Tu segundo ejemplo/definición no me parece acertado.  Si dices 'I'll share them across WeTransfer' en mi opinión significa que usarás el sistema WeTransfer para _enviar_ los archivos a Google Drive etc.
Aquí se está hablando no de la _manera_ de compartir, sino de los sitios donde se reparte la información.


----------



## Amapolas

Entiendo, Bevj, gracias. Supongo que por eso está el 'across', que de alguna manera está usado para englobar una cantidad de sitios.


----------



## tonguingaround

La expresión "across the board" se define asi:
[*distributed*] equally for *everyone *or *everything*. 
The school board raised the pay of all the teachers *across the board*.
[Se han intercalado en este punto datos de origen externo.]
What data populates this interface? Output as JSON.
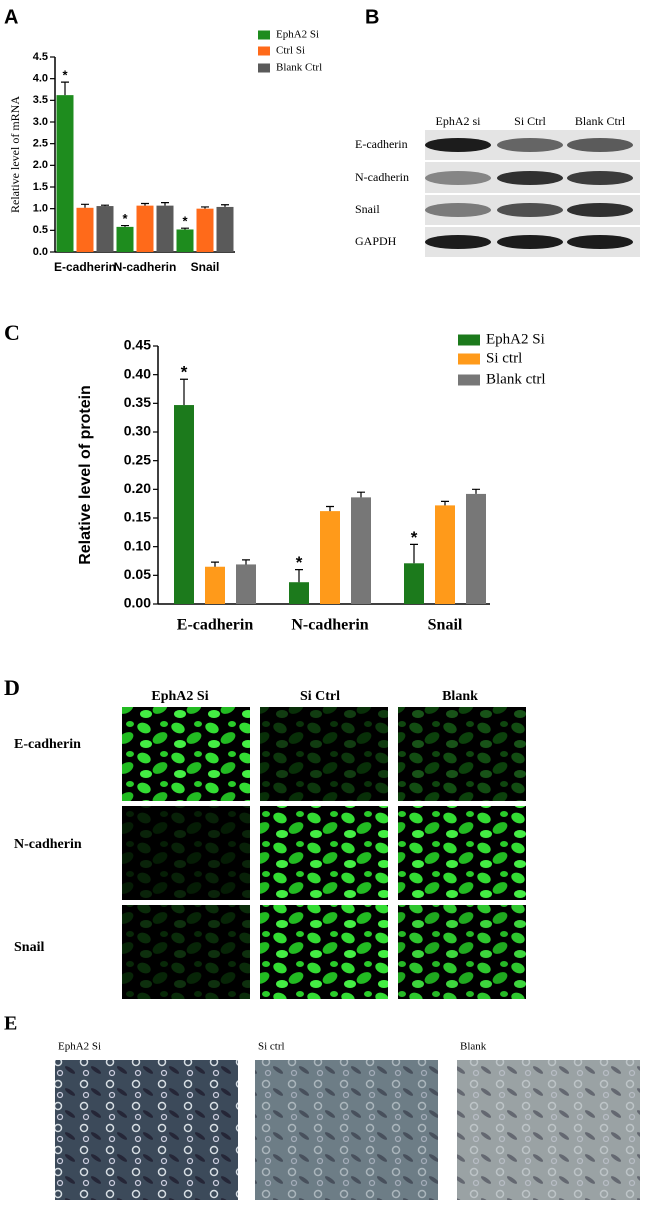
{
  "chart_data": [
    {
      "type": "bar",
      "panel": "A",
      "y_label": "Relative level of mRNA",
      "categories": [
        "E-cadherin",
        "N-cadherin",
        "Snail"
      ],
      "series": [
        {
          "name": "EphA2 Si",
          "color": "#1e8c1e",
          "values": [
            3.62,
            0.58,
            0.52
          ],
          "errors": [
            0.3,
            0.03,
            0.03
          ],
          "annotations": [
            "*",
            "*",
            "*"
          ]
        },
        {
          "name": "Ctrl Si",
          "color": "#ff6a1a",
          "values": [
            1.02,
            1.07,
            1.0
          ],
          "errors": [
            0.08,
            0.05,
            0.04
          ]
        },
        {
          "name": "Blank Ctrl",
          "color": "#5a5a5a",
          "values": [
            1.06,
            1.07,
            1.04
          ],
          "errors": [
            0.02,
            0.07,
            0.05
          ]
        }
      ],
      "ylim": [
        0,
        4.5
      ],
      "yticks": [
        {
          "value": 0,
          "label": "0.0"
        },
        0.5,
        {
          "value": 1,
          "label": "1.0"
        },
        1.5,
        {
          "value": 2,
          "label": "2.0"
        },
        2.5,
        {
          "value": 3,
          "label": "3.0"
        },
        3.5,
        {
          "value": 4,
          "label": "4.0"
        },
        4.5
      ]
    },
    {
      "type": "bar",
      "panel": "C",
      "y_label": "Relative level of protein",
      "categories": [
        "E-cadherin",
        "N-cadherin",
        "Snail"
      ],
      "series": [
        {
          "name": "EphA2 Si",
          "color": "#1c7a1c",
          "values": [
            0.347,
            0.038,
            0.071
          ],
          "errors": [
            0.045,
            0.022,
            0.033
          ],
          "annotations": [
            "*",
            "*",
            "*"
          ]
        },
        {
          "name": "Si ctrl",
          "color": "#ff9a1a",
          "values": [
            0.065,
            0.162,
            0.172
          ],
          "errors": [
            0.008,
            0.008,
            0.007
          ]
        },
        {
          "name": "Blank ctrl",
          "color": "#777777",
          "values": [
            0.069,
            0.186,
            0.192
          ],
          "errors": [
            0.008,
            0.009,
            0.008
          ]
        }
      ],
      "ylim": [
        0,
        0.45
      ],
      "yticks": [
        {
          "value": 0,
          "label": "0.00"
        },
        0.05,
        {
          "value": 0.1,
          "label": "0.10"
        },
        0.15,
        {
          "value": 0.2,
          "label": "0.20"
        },
        0.25,
        {
          "value": 0.3,
          "label": "0.30"
        },
        0.35,
        {
          "value": 0.4,
          "label": "0.40"
        },
        0.45
      ]
    }
  ],
  "blot": {
    "panel": "B",
    "columns": [
      "EphA2 si",
      "Si Ctrl",
      "Blank Ctrl"
    ],
    "rows": [
      "E-cadherin",
      "N-cadherin",
      "Snail",
      "GAPDH"
    ]
  },
  "immunofluorescence": {
    "panel": "D",
    "columns": [
      "EphA2 Si",
      "Si Ctrl",
      "Blank"
    ],
    "rows": [
      "E-cadherin",
      "N-cadherin",
      "Snail"
    ]
  },
  "morphology": {
    "panel": "E",
    "columns": [
      "EphA2 Si",
      "Si ctrl",
      "Blank"
    ]
  }
}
This expression comes from horse racing, where it refers to a bet that *covers all possible ways *of winning money on a race: win (first), place (second), or show (third). The board here is the notice-board on which the races and betting odds are listed.
Ex: raised taxes across the board.( include *all* people, classes, or categories)

Por eso "*share across*" se usa para *englobar* una cantidad de sitios


----------



## chileno

Ok, I got it. Or at least I think I did.

Todo esto se comparte a través de los servicios de Google.

Thank you for your patience.


----------



## Zaki_Zako

I hate to say it, but I think _a través_ is an inaccurate translation.

'Across' in this instance doesn't mean *via *or *by means of*, which _a través _would imply.


----------



## chileno

I give up!


----------



## tonguingaround

Reitero lo que dije antes: el problema es que en Español dirías
"Your storage is shared *across*"
= tu capacidad de almacenamiento es compartida *con*"

Pero "*con*" doesn t always translate as "*with*" in English
El concepto de "across" como tal, no existe en Español

Saludos from across the pond


----------



## Bevj

Se me ocurre una manera fácil y corta de ver la diferencia.
Share across - repartir _entre_
Share with  -  compartir _con.
_
Y ahora en serio voy a olvidar esta frase


----------